OPINION: This article may contain commentary which reflects the author's opinion.
Trump attorney and spokeswoman Alina Habba fired back at a column by a legal authority that claimed her client’s appeal of a massive and uncharacteristic fine levied by a New York judge in a civil fraud trial earlier this month won’t fully succeed.
Writing in the National Review, former federal prosecutor Andrew McCarthy wrote that he expected that the $355 million fine would likely be reduced, but that would be it as far as an appeal goes.
“To my mind, it is unlikely that Trump’s appeal will result in a clean win for either side,” he wrote in the Feb. 20 article.
“I anticipate that he will get material relief in terms of the dollar amount, but I wouldn’t hold my breath on the rest of the penalties. And those penalties matter, a lot,” he added.
That said, McCarthy also wrote that he thought the case was “nakedly partisan” and that he hoped it would be “overturned on appeal.”
McCarthy’s viewpoint was relayed to Habba by Fox News host Martha MacCallum during a show segment on Thursday, to which Habba responded that she would “welcome him to be part of the legal team if he knows the case better than the team that tried it for 11 weeks.”
“I’ve been on this case for the better of three years, and I can tell you right now there are truly no facts that support any of these decisions, and that, again, I can say will be made very clear in our appeal,” Habba argued.
Newsweek reported that, as of Friday, Trump’s appeal had not yet been filed.
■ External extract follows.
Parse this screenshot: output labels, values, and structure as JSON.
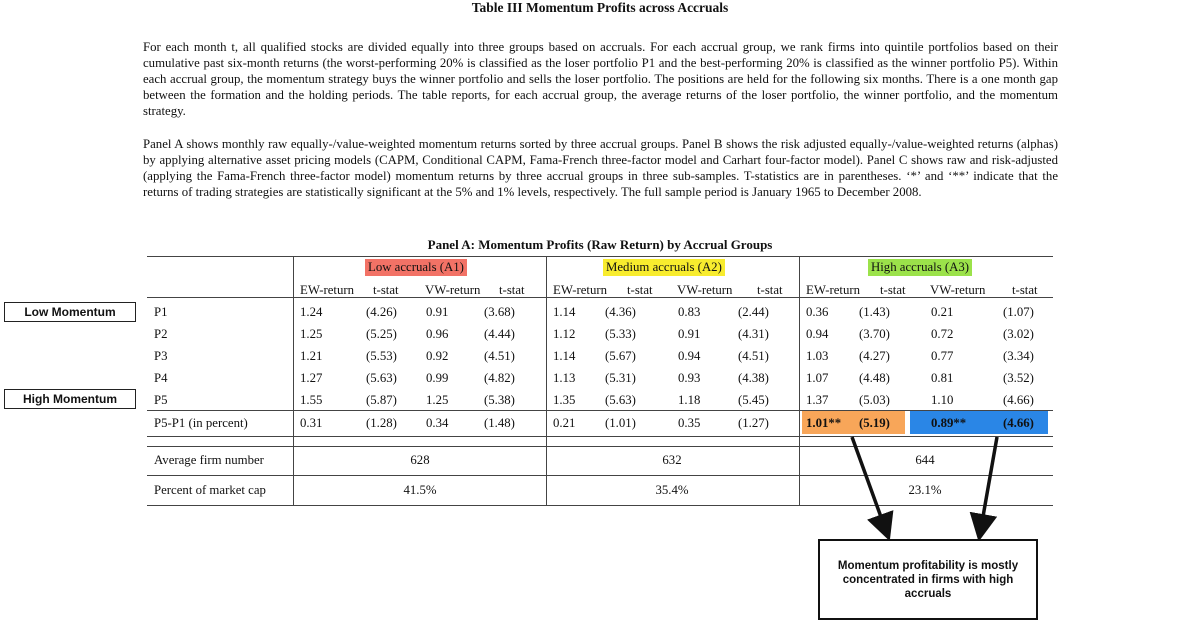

But his attorney, Chris Kise, told the outlet that the appeal would be filed within the 30-day timeframe.
The case “raises serious legal and constitutional questions regarding ‘fraud’ claims/findings without any actual fraud,” Kise said.
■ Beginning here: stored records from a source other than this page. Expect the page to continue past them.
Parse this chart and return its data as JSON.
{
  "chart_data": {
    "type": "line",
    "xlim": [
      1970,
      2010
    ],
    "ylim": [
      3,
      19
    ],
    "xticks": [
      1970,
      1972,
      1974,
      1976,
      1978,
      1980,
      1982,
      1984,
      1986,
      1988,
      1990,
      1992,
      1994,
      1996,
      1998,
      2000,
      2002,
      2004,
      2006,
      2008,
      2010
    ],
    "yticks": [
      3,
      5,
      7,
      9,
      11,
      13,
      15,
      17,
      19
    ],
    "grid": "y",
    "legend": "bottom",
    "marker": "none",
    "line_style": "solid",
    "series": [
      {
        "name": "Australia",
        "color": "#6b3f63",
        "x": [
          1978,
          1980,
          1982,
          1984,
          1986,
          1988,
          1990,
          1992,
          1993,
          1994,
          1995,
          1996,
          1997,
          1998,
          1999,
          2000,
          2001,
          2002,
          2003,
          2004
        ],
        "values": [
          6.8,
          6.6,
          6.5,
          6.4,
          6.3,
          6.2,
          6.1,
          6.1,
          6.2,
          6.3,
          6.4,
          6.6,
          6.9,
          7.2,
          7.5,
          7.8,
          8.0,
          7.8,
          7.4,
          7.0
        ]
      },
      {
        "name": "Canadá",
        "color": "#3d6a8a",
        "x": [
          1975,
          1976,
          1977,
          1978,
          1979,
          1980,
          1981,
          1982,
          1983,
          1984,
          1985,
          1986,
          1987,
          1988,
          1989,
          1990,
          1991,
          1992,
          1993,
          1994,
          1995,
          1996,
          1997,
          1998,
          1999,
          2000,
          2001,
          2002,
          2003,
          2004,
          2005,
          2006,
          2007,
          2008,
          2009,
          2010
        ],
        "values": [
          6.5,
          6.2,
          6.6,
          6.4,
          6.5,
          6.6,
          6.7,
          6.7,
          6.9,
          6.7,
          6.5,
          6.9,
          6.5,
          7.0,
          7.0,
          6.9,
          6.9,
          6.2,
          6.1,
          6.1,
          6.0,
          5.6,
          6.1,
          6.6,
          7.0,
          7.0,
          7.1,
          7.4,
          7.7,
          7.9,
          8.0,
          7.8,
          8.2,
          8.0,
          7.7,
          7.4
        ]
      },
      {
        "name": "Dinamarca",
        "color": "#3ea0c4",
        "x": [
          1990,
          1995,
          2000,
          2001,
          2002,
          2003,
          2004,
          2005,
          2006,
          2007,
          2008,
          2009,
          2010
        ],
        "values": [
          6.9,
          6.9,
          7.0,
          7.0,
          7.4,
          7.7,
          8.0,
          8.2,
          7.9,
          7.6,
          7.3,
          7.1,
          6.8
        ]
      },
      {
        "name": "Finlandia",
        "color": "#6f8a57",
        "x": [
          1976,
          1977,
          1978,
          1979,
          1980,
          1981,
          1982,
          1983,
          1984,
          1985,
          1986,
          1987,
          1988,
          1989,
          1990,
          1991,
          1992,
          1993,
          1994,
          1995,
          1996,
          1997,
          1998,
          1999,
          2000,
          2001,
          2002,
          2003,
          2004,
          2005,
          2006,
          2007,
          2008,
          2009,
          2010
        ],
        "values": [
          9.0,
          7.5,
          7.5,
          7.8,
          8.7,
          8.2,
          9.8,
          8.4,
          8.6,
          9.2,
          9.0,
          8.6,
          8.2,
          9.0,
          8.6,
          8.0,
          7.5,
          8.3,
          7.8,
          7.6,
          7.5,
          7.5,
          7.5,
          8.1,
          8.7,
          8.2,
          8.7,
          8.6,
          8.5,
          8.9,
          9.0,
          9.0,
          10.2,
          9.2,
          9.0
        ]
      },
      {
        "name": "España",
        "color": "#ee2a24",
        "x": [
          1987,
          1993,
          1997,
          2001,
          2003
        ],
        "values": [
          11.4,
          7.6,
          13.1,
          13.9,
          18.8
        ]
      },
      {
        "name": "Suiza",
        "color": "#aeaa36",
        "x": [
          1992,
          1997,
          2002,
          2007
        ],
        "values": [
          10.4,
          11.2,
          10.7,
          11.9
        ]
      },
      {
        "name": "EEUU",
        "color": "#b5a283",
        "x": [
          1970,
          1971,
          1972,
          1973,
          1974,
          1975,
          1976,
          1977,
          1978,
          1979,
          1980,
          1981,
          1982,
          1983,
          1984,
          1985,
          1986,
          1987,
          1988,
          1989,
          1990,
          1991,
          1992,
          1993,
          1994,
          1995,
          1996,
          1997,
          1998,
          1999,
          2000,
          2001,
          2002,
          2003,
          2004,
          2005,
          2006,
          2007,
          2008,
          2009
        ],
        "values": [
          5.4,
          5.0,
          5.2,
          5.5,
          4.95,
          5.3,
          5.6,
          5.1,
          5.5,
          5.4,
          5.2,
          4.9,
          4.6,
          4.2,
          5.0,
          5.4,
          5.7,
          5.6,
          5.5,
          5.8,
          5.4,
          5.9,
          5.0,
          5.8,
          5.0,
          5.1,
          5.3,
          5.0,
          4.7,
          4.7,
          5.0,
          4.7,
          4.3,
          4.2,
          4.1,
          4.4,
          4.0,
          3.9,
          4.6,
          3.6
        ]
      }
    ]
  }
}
According to Trump’s lawyers, the former president has not been able to obtain the $464 million appeal bond he requires in response to a civil fraud judgment against him in New York, Fox News noted.
His attorneys stated in a court document on Monday that getting one is a “practical impossibility under the circumstances presented.”
A New York Appeals Court judge rejected Trump’s request in late February to postpone paying the $464 million that he owed as a result of Attorney General Letitia James’ lawsuit. However, the judge did grant Trump’s request to temporarily continue operating his business with his sons while the appeals process is ongoing.
Earlier that month, Trump and his sons Eric and Donald Trump Jr. were prohibited from conducting business in New York for a period of two to three years. In the civil fraud case that James filed against Trump, his family, and the Trump Organization, Trump was also found liable for damages totaling hundreds of millions of dollars.
The filing Monday says “ongoing diligent efforts have proven that a bond in the judgment’s full amount is ‘a practical impossibility.’”
“These diligent efforts have included approaching about 30 surety companies through 4 separate brokers,” the filing says. “A bond requirement of this enormous magnitude – effectively requiring cash reserves approaching $1 billion … is unprecedented for a private company.”
It also says that “waiving the bond requirement will impose no cognizable harm on the Attorney General. The case involves no actual victims and no award of restitution, and she is fully protected by Defendants’ real-estate holdings. This factor alone warrants a stay.”
“The Court should stay the judgment pending appeal, and put the brakes on the Attorney General’s overzealous litigation crusade,” Trump’s lawyers also argued. “If oral argument would assist the Court in coming to that conclusion, we respectfully request an opportunity for such a hearing.”
His attorneys also said, “The practical impossibility of obtaining a bond interferes with Defendants’ right to appeal and threatens this Court’s appellate jurisdiction.”
“The amount of the judgment, with interest, exceeds $464 million, and very few bonding companies will consider a bond of anything approaching that magnitude,” they added. “The remaining handful will not “accept hard assets such as real estate as collateral,” but “will only accept cash or cash equivalents (such as marketable securities).”